Es decir, que cuando el ciudadano considera que la corrupción le genera beneficios (aunque sea sólo en el corto plazo), es probable que perdone al político corrupto en las elecciones, aunque sepa de sus fechorías y le parezcan reprobables. A una conclusión similar llegaron los profesores Rikhil Bhavnani y Luke Condra al realizar un estudio sobre el mismo fenómeno en Afganistán: los votantes penalizan la corrupción cuando tienen conocimiento de ella, pero siempre que los costos de votar por un político corrupto sean mayores que los beneficios que cabría esperar en caso de hacerlo.[6]

Algunas implicaciones

La importancia de los mecanismos de intercambio a la hora de explicar las consecuencias electorales de la corrupción tiene al menos dos serias implicaciones: en primer lugar, que el éxito de políticos como Ramírez no es una muestra del surrealismo mexicano, ni resultado de una predisposición genética a la transa o, mucho menos, producto de la ignorancia o la necedad popular. Por el contrario, bien podría responder a una cruda racionalidad por parte del votante. Una racionalidad posiblemente miope o egoísta, pero que no va a desaparecer a fuerza de ignorarla.

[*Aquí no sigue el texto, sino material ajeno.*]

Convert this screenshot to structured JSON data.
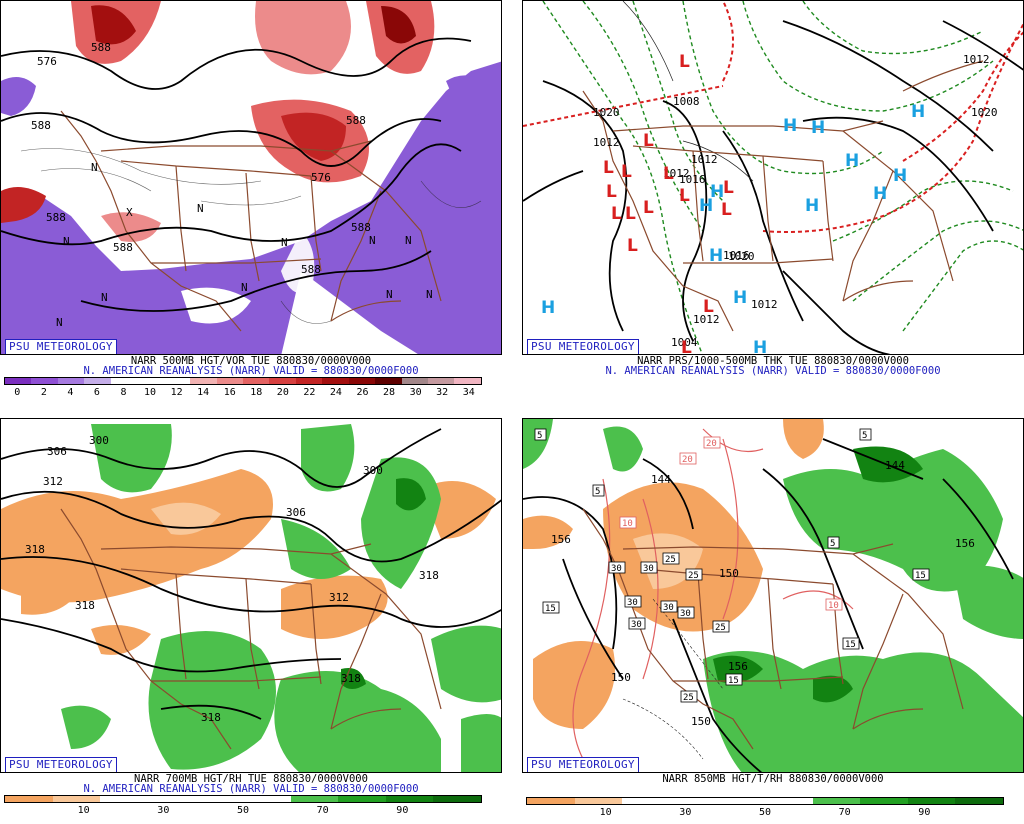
{
  "badge_text": "PSU METEOROLOGY",
  "panels": [
    {
      "title": "NARR 500MB HGT/VOR TUE 880830/0000V000",
      "subtitle": "N. AMERICAN REANALYSIS (NARR) VALID = 880830/0000F000",
      "contour_labels": [
        "576",
        "588",
        "588",
        "576",
        "588",
        "588",
        "588",
        "588",
        "588"
      ],
      "markers": [
        "X",
        "N",
        "N",
        "N",
        "N",
        "N",
        "N",
        "N",
        "N",
        "N",
        "N",
        "N"
      ],
      "colorbar": {
        "ticks": [
          "0",
          "2",
          "4",
          "6",
          "8",
          "10",
          "12",
          "14",
          "16",
          "18",
          "20",
          "22",
          "24",
          "26",
          "28",
          "30",
          "32",
          "34"
        ],
        "colors": [
          "#7b2fbf",
          "#8f50d4",
          "#a67ae0",
          "#c5aee9",
          "#ffffff",
          "#ffffff",
          "#ffffff",
          "#f2b3b3",
          "#ec8b8b",
          "#e36262",
          "#d64040",
          "#c22424",
          "#a30f0f",
          "#8a0707",
          "#5e0000",
          "#a3878a",
          "#c59aa0",
          "#f1b5c2"
        ]
      }
    },
    {
      "title": "NARR PRS/1000-500MB THK TUE 880830/0000V000",
      "subtitle": "N. AMERICAN REANALYSIS (NARR) VALID = 880830/0000F000",
      "contour_labels": [
        "1020",
        "1012",
        "1008",
        "1012",
        "1016",
        "1016",
        "1012",
        "1020",
        "1012",
        "1012",
        "1020",
        "1012",
        "1004"
      ],
      "highs": [
        "H",
        "H",
        "H",
        "H",
        "H",
        "H",
        "H",
        "H",
        "H",
        "H",
        "H",
        "H",
        "H"
      ],
      "lows": [
        "L",
        "L",
        "L",
        "L",
        "L",
        "L",
        "L",
        "L",
        "L",
        "L",
        "L",
        "L",
        "L",
        "L",
        "L"
      ]
    },
    {
      "title": "NARR 700MB HGT/RH TUE 880830/0000V000",
      "subtitle": "N. AMERICAN REANALYSIS (NARR) VALID = 880830/0000F000",
      "contour_labels": [
        "306",
        "300",
        "312",
        "318",
        "318",
        "306",
        "300",
        "312",
        "318",
        "318",
        "318"
      ],
      "colorbar": {
        "ticks": [
          "10",
          "30",
          "50",
          "70",
          "90"
        ],
        "colors": [
          "#f4a460",
          "#f9c89a",
          "#ffffff",
          "#ffffff",
          "#ffffff",
          "#ffffff",
          "#4cc04c",
          "#22a022",
          "#128312",
          "#0d6b0d"
        ]
      }
    },
    {
      "title": "NARR 850MB HGT/T/RH 880830/0000V000",
      "subtitle": "",
      "contour_labels": [
        "144",
        "156",
        "156",
        "150",
        "150",
        "150",
        "144",
        "156"
      ],
      "temp_labels": [
        "5",
        "5",
        "5",
        "5",
        "10",
        "10",
        "15",
        "15",
        "15",
        "15",
        "20",
        "20",
        "25",
        "25",
        "25",
        "25",
        "30",
        "30",
        "30",
        "30",
        "30",
        "30"
      ],
      "colorbar": {
        "ticks": [
          "10",
          "30",
          "50",
          "70",
          "90"
        ],
        "colors": [
          "#f4a460",
          "#f9c89a",
          "#ffffff",
          "#ffffff",
          "#ffffff",
          "#ffffff",
          "#4cc04c",
          "#22a022",
          "#128312",
          "#0d6b0d"
        ]
      }
    }
  ]
}
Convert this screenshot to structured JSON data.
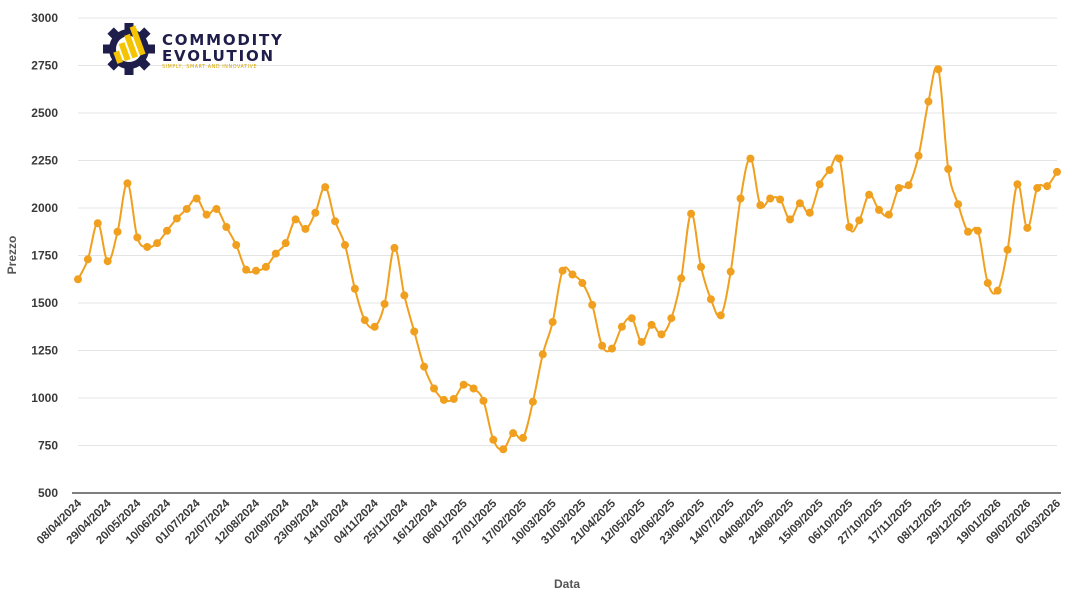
{
  "logo": {
    "line1": "COMMODITY",
    "line2": "EVOLUTION",
    "tagline": "SIMPLY, SMART AND INNOVATIVE",
    "primary_color": "#1f1d4a",
    "accent_color": "#f5c400"
  },
  "colors": {
    "series": "#f0a01e",
    "grid": "#e4e4e4",
    "axis": "#333333"
  },
  "chart_data": {
    "type": "line",
    "xlabel": "Data",
    "ylabel": "Prezzo",
    "ylim": [
      500,
      3000
    ],
    "yticks": [
      500,
      750,
      1000,
      1250,
      1500,
      1750,
      2000,
      2250,
      2500,
      2750,
      3000
    ],
    "grid": true,
    "x_tick_labels": [
      "08/04/2024",
      "29/04/2024",
      "20/05/2024",
      "10/06/2024",
      "01/07/2024",
      "22/07/2024",
      "12/08/2024",
      "02/09/2024",
      "23/09/2024",
      "14/10/2024",
      "04/11/2024",
      "25/11/2024",
      "16/12/2024",
      "06/01/2025",
      "27/01/2025",
      "17/02/2025",
      "10/03/2025",
      "31/03/2025",
      "21/04/2025",
      "12/05/2025",
      "02/06/2025",
      "23/06/2025",
      "14/07/2025",
      "04/08/2025",
      "24/08/2025",
      "15/09/2025",
      "06/10/2025",
      "27/10/2025",
      "17/11/2025",
      "08/12/2025",
      "29/12/2025",
      "19/01/2026",
      "09/02/2026",
      "02/03/2026"
    ],
    "x_tick_positions": [
      0,
      3,
      6,
      9,
      12,
      15,
      18,
      21,
      24,
      27,
      30,
      33,
      36,
      39,
      42,
      45,
      48,
      51,
      54,
      57,
      60,
      63,
      66,
      69,
      72,
      75,
      78,
      81,
      84,
      87,
      90,
      93,
      96,
      99
    ],
    "series": [
      {
        "values": [
          1625,
          1730,
          1920,
          1720,
          1875,
          2130,
          1845,
          1795,
          1815,
          1880,
          1945,
          1995,
          2050,
          1965,
          1995,
          1900,
          1805,
          1675,
          1670,
          1690,
          1760,
          1815,
          1940,
          1890,
          1975,
          2110,
          1930,
          1805,
          1575,
          1410,
          1375,
          1495,
          1790,
          1540,
          1350,
          1165,
          1050,
          990,
          995,
          1070,
          1050,
          985,
          780,
          730,
          815,
          790,
          980,
          1230,
          1400,
          1670,
          1650,
          1605,
          1490,
          1275,
          1260,
          1375,
          1420,
          1295,
          1385,
          1335,
          1420,
          1630,
          1970,
          1690,
          1520,
          1435,
          1665,
          2050,
          2260,
          2015,
          2050,
          2045,
          1940,
          2025,
          1975,
          2125,
          2200,
          2260,
          1900,
          1935,
          2070,
          1990,
          1965,
          2105,
          2120,
          2275,
          2560,
          2730,
          2205,
          2020,
          1875,
          1880,
          1605,
          1565,
          1780,
          2125,
          1895,
          2105,
          2115,
          2190
        ]
      }
    ]
  }
}
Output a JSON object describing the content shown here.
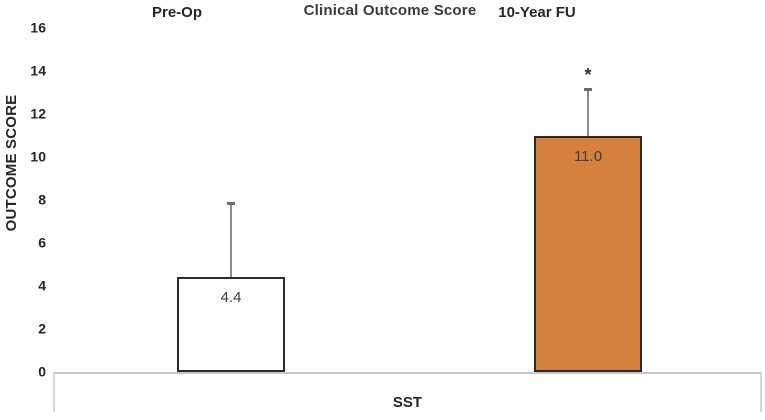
{
  "chart_data": {
    "type": "bar",
    "title": "Clinical Outcome Score",
    "xlabel": "SST",
    "ylabel": "OUTCOME SCORE",
    "categories": [
      "Pre-Op",
      "10-Year FU"
    ],
    "values": [
      4.4,
      11.0
    ],
    "value_labels": [
      "4.4",
      "11.0"
    ],
    "error_bars_upper": [
      3.5,
      2.2
    ],
    "annotations": [
      "",
      "*"
    ],
    "bar_fill_colors": [
      "#FFFFFF",
      "#D5813E"
    ],
    "bar_border_color": "#2B2B2B",
    "error_bar_color": "#8C8C8C",
    "ylim": [
      0,
      16
    ],
    "yticks": [
      0,
      2,
      4,
      6,
      8,
      10,
      12,
      14,
      16
    ],
    "grid": false,
    "legend": "none"
  }
}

En segundo lugar, que si la falta de información no es la principal razón por la que la ciudadanía no castiga a los políticos corruptos en las urnas,[7] la mayor transparencia tampoco será una solución mágica para que las elecciones realmente sirvan para “echar a los bribones”. Es una condición necesaria, pero no suficiente. Y eso tampoco es un asunto menor.

César Morales Oyarvide es politólogo.


[1] Con información de Gonzalo Rivero, Pablo Fernández-Vázquez y Pablo Barberá, “Rooting out corruption or rooting for corruption? The heterogeneous electoral consequences of scandals”, disponible aquí.
[2] “Why voters forgive corrupt politicians? Cynicism, noise and implicit exchange”, disponible aquí.
[3] En esta hipótesis juega un papel fundamental la fortaleza o estabilidad de las identidades partidistas, que incentivan al simpatizante del político acusado de corrupción a “hacerse de la vista gorda”.
[4] Las consecuencias electorales de los escándalos de corrupción municipal 2003-2007”, disponible aquí.
[5] Rivero, Fernández-Vázquez y Barberá, op. cit.
[6] “Why people vote for corrupt politicians: evidence from survey experiments in Afghanistan”, disponible aquí.
[7] Como parte de su trabajo, Bhavnani y Condra entrevistaron a un conjunto de periodistas afganos, a quienes preguntaron la principal razón por la que creían que los votantes toleraban la corrupción en dicho país. Sus resultados son muy ilustrativos: sólo 12.7% lo vinculó a la falta de información, mientras que 36% respondió que era debido a la expectativa de obtener beneficios materiales.